In the world of batteries, dead cells can be a frustrating and potentially costly issue. That’s why load tests are important for checking for weak or dead cells. A load test can detect even the smallest irregularities in the cells by applying a controlled amount of stress to the battery.

This helps prevent unexpected battery failure and extends the life of the battery. In fact, many battery manufacturers recommend performing load tests regularly to ensure optimal performance and long-term reliability. So, the next time you want to ensure your battery is performing at its best, consider performing a load test to check for dead cells.

Replacing Damaged or Defective Batteries in Your Golf Cart

If you find that you’ve got dead cells or corrosion in your golf cart battery, it may be time to consider replacing it. Replacing the entire battery at once can help prevent further damage and ensure that your golf cart has a reliable power source and preserve its lifespan.

If you choose to replace the battery yourself, make sure to take all necessary safety precautions, such as wearing gloves and goggles, disconnecting the negative terminal first, and installing the new battery correctly. If you don’t feel comfortable with this task, then it’s best to leave it to an expert mechanic who can easily handle this job.


In summary, golf cart battery maintenance is essential to ensuring your vehicle remains in top shape. If any of the above-mentioned tests reveal that your battery is weak or damaged, consider replacing it as soon as possible. Moreover, keep an eye out for any signs of wear and tear and address them immediately. Regularly checking the cell separators and connections for corrosion and performing load tests can help identify defective cells. With proper care and routine servicing, maintaining a golf cart is easier with these tips.

Frequently Ask Questions

Q: How often should I check my golf cart battery?

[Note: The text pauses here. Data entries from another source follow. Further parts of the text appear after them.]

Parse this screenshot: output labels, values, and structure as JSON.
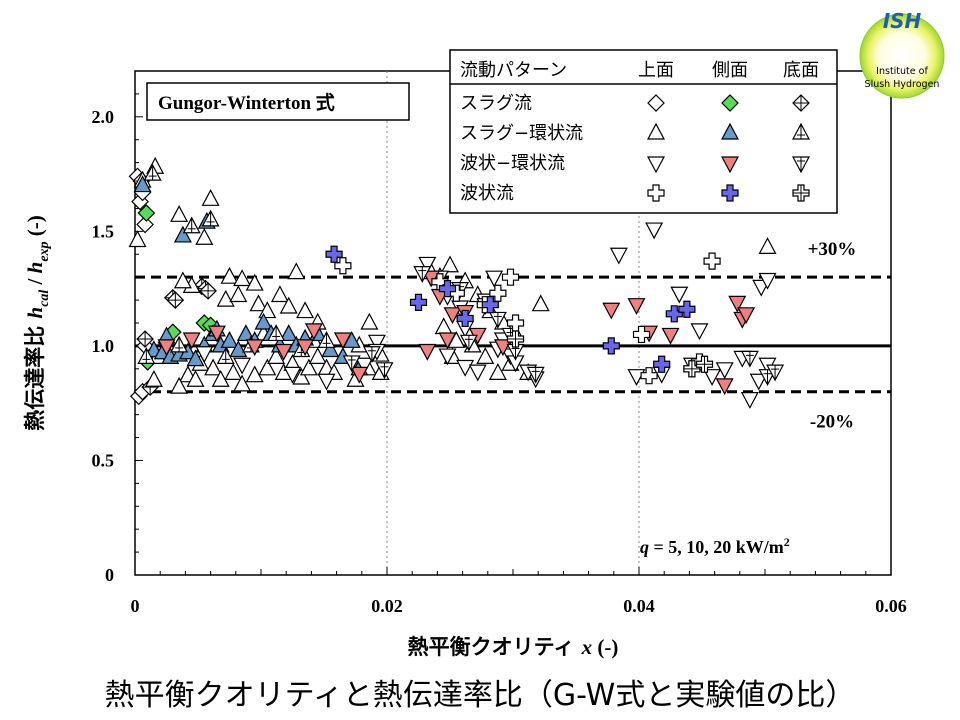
{
  "logo": {
    "line1": "ISH",
    "line2": "Institute of",
    "line3": "Slush Hydrogen"
  },
  "caption": "熱平衡クオリティと熱伝達率比（G-W式と実験値の比）",
  "chart_data": {
    "type": "scatter",
    "title": "Gungor-Winterton 式",
    "condition": {
      "symbol": "q",
      "text": " = 5, 10, 20 kW/m",
      "sup": "2"
    },
    "xlabel": {
      "text": "熱平衡クオリティ ",
      "var": "x",
      "unit": " (-)"
    },
    "ylabel": {
      "text": "熱伝達率比  ",
      "num": "h",
      "num_sub": "cal",
      "sep": " / ",
      "den": "h",
      "den_sub": "exp",
      "unit": " (-)"
    },
    "xlim": [
      0,
      0.06
    ],
    "ylim": [
      0,
      2.2
    ],
    "x_ticks": [
      {
        "v": 0,
        "label": "0"
      },
      {
        "v": 0.02,
        "label": "0.02"
      },
      {
        "v": 0.04,
        "label": "0.04"
      },
      {
        "v": 0.06,
        "label": "0.06"
      }
    ],
    "y_ticks": [
      {
        "v": 0,
        "label": "0"
      },
      {
        "v": 0.5,
        "label": "0.5"
      },
      {
        "v": 1.0,
        "label": "1.0"
      },
      {
        "v": 1.5,
        "label": "1.5"
      },
      {
        "v": 2.0,
        "label": "2.0"
      }
    ],
    "grid_x": [
      0.02,
      0.04
    ],
    "reference_lines": [
      {
        "y": 1.0,
        "style": "solid"
      },
      {
        "y": 1.3,
        "style": "dashed",
        "label": "+30%"
      },
      {
        "y": 0.8,
        "style": "dashed",
        "label": "-20%"
      }
    ],
    "legend": {
      "header": [
        "流動パターン",
        "上面",
        "側面",
        "底面"
      ],
      "rows": [
        "スラグ流",
        "スラグ−環状流",
        "波状−環状流",
        "波状流"
      ],
      "placement": "top-right"
    },
    "series": [
      {
        "pattern": "スラグ流",
        "position": "上面",
        "marker": "diamond",
        "fill": "#ffffff",
        "points": [
          [
            0.0002,
            1.74
          ],
          [
            0.0004,
            1.63
          ],
          [
            0.0006,
            1.67
          ],
          [
            0.0008,
            1.53
          ],
          [
            0.0003,
            0.78
          ],
          [
            0.0006,
            0.8
          ],
          [
            0.0008,
            1.0
          ]
        ]
      },
      {
        "pattern": "スラグ流",
        "position": "側面",
        "marker": "diamond",
        "fill": "#55dd55",
        "points": [
          [
            0.0009,
            1.58
          ],
          [
            0.001,
            0.93
          ],
          [
            0.003,
            1.06
          ],
          [
            0.0055,
            1.1
          ],
          [
            0.006,
            1.09
          ]
        ]
      },
      {
        "pattern": "スラグ流",
        "position": "底面",
        "marker": "diamond-cross",
        "fill": "#ffffff",
        "points": [
          [
            0.0005,
            1.72
          ],
          [
            0.0008,
            1.03
          ],
          [
            0.003,
            1.21
          ],
          [
            0.0032,
            1.2
          ],
          [
            0.0053,
            1.26
          ],
          [
            0.0056,
            1.25
          ],
          [
            0.0058,
            1.24
          ],
          [
            0.0012,
            0.82
          ]
        ]
      },
      {
        "pattern": "スラグ−環状流",
        "position": "上面",
        "marker": "triangle-up",
        "fill": "#ffffff",
        "points": [
          [
            0.0002,
            1.46
          ],
          [
            0.0006,
            1.72
          ],
          [
            0.0016,
            1.78
          ],
          [
            0.0035,
            1.57
          ],
          [
            0.0055,
            1.47
          ],
          [
            0.006,
            1.64
          ],
          [
            0.0075,
            1.3
          ],
          [
            0.0085,
            1.29
          ],
          [
            0.0095,
            1.27
          ],
          [
            0.0128,
            1.32
          ],
          [
            0.0045,
            1.26
          ],
          [
            0.0038,
            1.28
          ],
          [
            0.0072,
            1.2
          ],
          [
            0.0082,
            1.22
          ],
          [
            0.0098,
            1.18
          ],
          [
            0.0105,
            1.15
          ],
          [
            0.0115,
            1.22
          ],
          [
            0.0122,
            1.17
          ],
          [
            0.0135,
            1.15
          ],
          [
            0.0145,
            1.1
          ],
          [
            0.0178,
            1.0
          ],
          [
            0.0186,
            1.1
          ],
          [
            0.0195,
            0.96
          ],
          [
            0.0042,
            0.87
          ],
          [
            0.0048,
            0.85
          ],
          [
            0.0052,
            0.92
          ],
          [
            0.0062,
            0.9
          ],
          [
            0.0068,
            0.85
          ],
          [
            0.0078,
            0.88
          ],
          [
            0.0085,
            0.83
          ],
          [
            0.0095,
            0.87
          ],
          [
            0.0105,
            0.9
          ],
          [
            0.0112,
            0.95
          ],
          [
            0.0118,
            0.88
          ],
          [
            0.0125,
            0.92
          ],
          [
            0.0132,
            0.86
          ],
          [
            0.0138,
            0.9
          ],
          [
            0.0145,
            0.95
          ],
          [
            0.0152,
            0.9
          ],
          [
            0.0158,
            0.88
          ],
          [
            0.0165,
            0.95
          ],
          [
            0.0175,
            0.85
          ],
          [
            0.0185,
            0.9
          ],
          [
            0.0195,
            0.88
          ],
          [
            0.0035,
            0.82
          ],
          [
            0.0025,
            1.03
          ],
          [
            0.0102,
            1.05
          ],
          [
            0.0142,
            1.02
          ],
          [
            0.0235,
            1.32
          ],
          [
            0.0242,
            1.3
          ],
          [
            0.025,
            1.35
          ],
          [
            0.0262,
            1.28
          ],
          [
            0.0272,
            1.22
          ],
          [
            0.0282,
            1.15
          ],
          [
            0.0292,
            1.1
          ],
          [
            0.0302,
            1.05
          ],
          [
            0.0322,
            1.18
          ],
          [
            0.0245,
            1.08
          ],
          [
            0.0255,
            1.02
          ],
          [
            0.0268,
            1.0
          ],
          [
            0.0278,
            0.95
          ],
          [
            0.0288,
            0.88
          ],
          [
            0.0298,
            0.92
          ],
          [
            0.0312,
            0.88
          ],
          [
            0.0252,
            0.95
          ],
          [
            0.0015,
            0.85
          ],
          [
            0.0018,
            0.95
          ],
          [
            0.0502,
            1.43
          ]
        ]
      },
      {
        "pattern": "スラグ−環状流",
        "position": "側面",
        "marker": "triangle-up",
        "fill": "#6699cc",
        "points": [
          [
            0.0006,
            1.7
          ],
          [
            0.0015,
            0.98
          ],
          [
            0.0022,
            0.97
          ],
          [
            0.0028,
            0.95
          ],
          [
            0.0035,
            0.96
          ],
          [
            0.0042,
            0.97
          ],
          [
            0.0048,
            0.94
          ],
          [
            0.0055,
            1.0
          ],
          [
            0.0062,
            1.05
          ],
          [
            0.0068,
            1.0
          ],
          [
            0.0075,
            1.02
          ],
          [
            0.0082,
            0.98
          ],
          [
            0.0088,
            1.05
          ],
          [
            0.0095,
            1.02
          ],
          [
            0.0102,
            1.1
          ],
          [
            0.0108,
            1.05
          ],
          [
            0.0115,
            1.0
          ],
          [
            0.0122,
            1.05
          ],
          [
            0.0128,
            1.0
          ],
          [
            0.0135,
            1.03
          ],
          [
            0.0145,
            1.05
          ],
          [
            0.0155,
            0.98
          ],
          [
            0.0165,
            0.95
          ],
          [
            0.0172,
            1.02
          ],
          [
            0.0178,
            0.9
          ],
          [
            0.0038,
            1.48
          ],
          [
            0.0057,
            1.54
          ],
          [
            0.0025,
            1.04
          ],
          [
            0.0065,
            1.07
          ]
        ]
      },
      {
        "pattern": "スラグ−環状流",
        "position": "底面",
        "marker": "triangle-up-cross",
        "fill": "#ffffff",
        "points": [
          [
            0.0014,
            1.75
          ],
          [
            0.0045,
            1.52
          ],
          [
            0.006,
            1.55
          ],
          [
            0.0009,
            0.95
          ],
          [
            0.0035,
            1.0
          ],
          [
            0.0072,
            0.95
          ],
          [
            0.0092,
            1.0
          ],
          [
            0.0112,
            1.05
          ],
          [
            0.0132,
            0.98
          ],
          [
            0.0152,
            1.02
          ]
        ]
      },
      {
        "pattern": "波状−環状流",
        "position": "上面",
        "marker": "triangle-down",
        "fill": "#ffffff",
        "points": [
          [
            0.0055,
            0.97
          ],
          [
            0.0085,
            0.92
          ],
          [
            0.0125,
            0.88
          ],
          [
            0.0152,
            0.85
          ],
          [
            0.0182,
            0.92
          ],
          [
            0.0192,
            1.02
          ],
          [
            0.0192,
            0.98
          ],
          [
            0.0232,
            1.36
          ],
          [
            0.0242,
            1.3
          ],
          [
            0.0248,
            1.22
          ],
          [
            0.0258,
            1.17
          ],
          [
            0.0262,
            1.08
          ],
          [
            0.0278,
            1.2
          ],
          [
            0.0285,
            1.3
          ],
          [
            0.0292,
            1.03
          ],
          [
            0.0298,
            0.96
          ],
          [
            0.0302,
            0.93
          ],
          [
            0.0318,
            0.86
          ],
          [
            0.0248,
            0.96
          ],
          [
            0.0262,
            0.91
          ],
          [
            0.0272,
            0.89
          ],
          [
            0.0288,
            0.99
          ],
          [
            0.0312,
            0.89
          ],
          [
            0.0384,
            1.4
          ],
          [
            0.0412,
            1.51
          ],
          [
            0.0432,
            1.23
          ],
          [
            0.0448,
            1.07
          ],
          [
            0.0458,
            0.87
          ],
          [
            0.0468,
            0.9
          ],
          [
            0.0482,
            0.95
          ],
          [
            0.0488,
            0.77
          ],
          [
            0.0497,
            1.26
          ],
          [
            0.0502,
            1.29
          ],
          [
            0.0502,
            0.92
          ],
          [
            0.0495,
            0.85
          ],
          [
            0.0398,
            0.87
          ],
          [
            0.0418,
            0.88
          ],
          [
            0.0442,
            0.92
          ]
        ]
      },
      {
        "pattern": "波状−環状流",
        "position": "側面",
        "marker": "triangle-down",
        "fill": "#f08080",
        "points": [
          [
            0.0025,
            1.0
          ],
          [
            0.0045,
            1.03
          ],
          [
            0.0065,
            1.06
          ],
          [
            0.0095,
            1.0
          ],
          [
            0.0118,
            0.98
          ],
          [
            0.0135,
            1.0
          ],
          [
            0.0142,
            1.07
          ],
          [
            0.0165,
            1.03
          ],
          [
            0.0178,
            0.88
          ],
          [
            0.0235,
            1.3
          ],
          [
            0.0242,
            1.22
          ],
          [
            0.0252,
            1.14
          ],
          [
            0.0262,
            1.15
          ],
          [
            0.0272,
            1.05
          ],
          [
            0.0292,
            1.0
          ],
          [
            0.0232,
            0.98
          ],
          [
            0.0248,
            1.03
          ],
          [
            0.0378,
            1.16
          ],
          [
            0.0398,
            1.18
          ],
          [
            0.0408,
            1.06
          ],
          [
            0.0425,
            1.05
          ],
          [
            0.0468,
            0.83
          ],
          [
            0.0478,
            1.19
          ],
          [
            0.0482,
            1.12
          ],
          [
            0.0485,
            1.14
          ]
        ]
      },
      {
        "pattern": "波状−環状流",
        "position": "底面",
        "marker": "triangle-down-cross",
        "fill": "#ffffff",
        "points": [
          [
            0.0172,
            0.93
          ],
          [
            0.0188,
            0.97
          ],
          [
            0.0198,
            0.9
          ],
          [
            0.0228,
            1.32
          ],
          [
            0.0258,
            1.25
          ],
          [
            0.0278,
            1.18
          ],
          [
            0.0288,
            1.12
          ],
          [
            0.0298,
            1.05
          ],
          [
            0.0265,
            1.02
          ],
          [
            0.0302,
            0.98
          ],
          [
            0.0318,
            0.88
          ],
          [
            0.0488,
            0.95
          ],
          [
            0.0502,
            0.87
          ],
          [
            0.0508,
            0.89
          ]
        ]
      },
      {
        "pattern": "波状流",
        "position": "上面",
        "marker": "plus",
        "fill": "#ffffff",
        "points": [
          [
            0.0165,
            1.35
          ],
          [
            0.0242,
            1.28
          ],
          [
            0.0255,
            1.23
          ],
          [
            0.0278,
            1.18
          ],
          [
            0.0288,
            1.23
          ],
          [
            0.0298,
            1.3
          ],
          [
            0.0302,
            1.1
          ],
          [
            0.0402,
            1.05
          ],
          [
            0.0408,
            0.87
          ],
          [
            0.0448,
            0.93
          ],
          [
            0.0458,
            1.37
          ],
          [
            0.0442,
            0.9
          ]
        ]
      },
      {
        "pattern": "波状流",
        "position": "側面",
        "marker": "plus",
        "fill": "#6666ee",
        "points": [
          [
            0.0158,
            1.4
          ],
          [
            0.0225,
            1.19
          ],
          [
            0.0248,
            1.25
          ],
          [
            0.0262,
            1.12
          ],
          [
            0.0282,
            1.18
          ],
          [
            0.0378,
            1.0
          ],
          [
            0.0418,
            0.92
          ],
          [
            0.0428,
            1.14
          ],
          [
            0.0438,
            1.16
          ]
        ]
      },
      {
        "pattern": "波状流",
        "position": "底面",
        "marker": "plus-cross",
        "fill": "#ffffff",
        "points": [
          [
            0.0302,
            1.03
          ],
          [
            0.0442,
            0.9
          ],
          [
            0.0452,
            0.92
          ]
        ]
      }
    ]
  }
}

A: It is recommended to inspect your battery every few months. During this time, look for any signs of corrosion, wear and tear, or dead cells. Additionally, perform a load test periodically to ensure optimal performance.

Q: What should I do if I find dead cells in my golf cart battery?

A: If you find that your battery has dead cells, it is best to replace the entire battery as soon as possible. This will prevent any further damage and help preserve its lifespan. Be sure to take all necessary safety precautions when disconnecting and installing the new battery. If you don’t feel comfortable with this task then it’s best to leave it to an expert mechanic.

Q: How do I know if my golf cart battery is no longer working?

A: If your battery is no longer working, you may notice that it drains faster than usual, doesn’t charge fully, or fails to hold its charge as long as it used to. Additionally, a multimeter can be used to measure resistance and detect dead cells. For best results, perform a load test periodically to ensure optimal performance.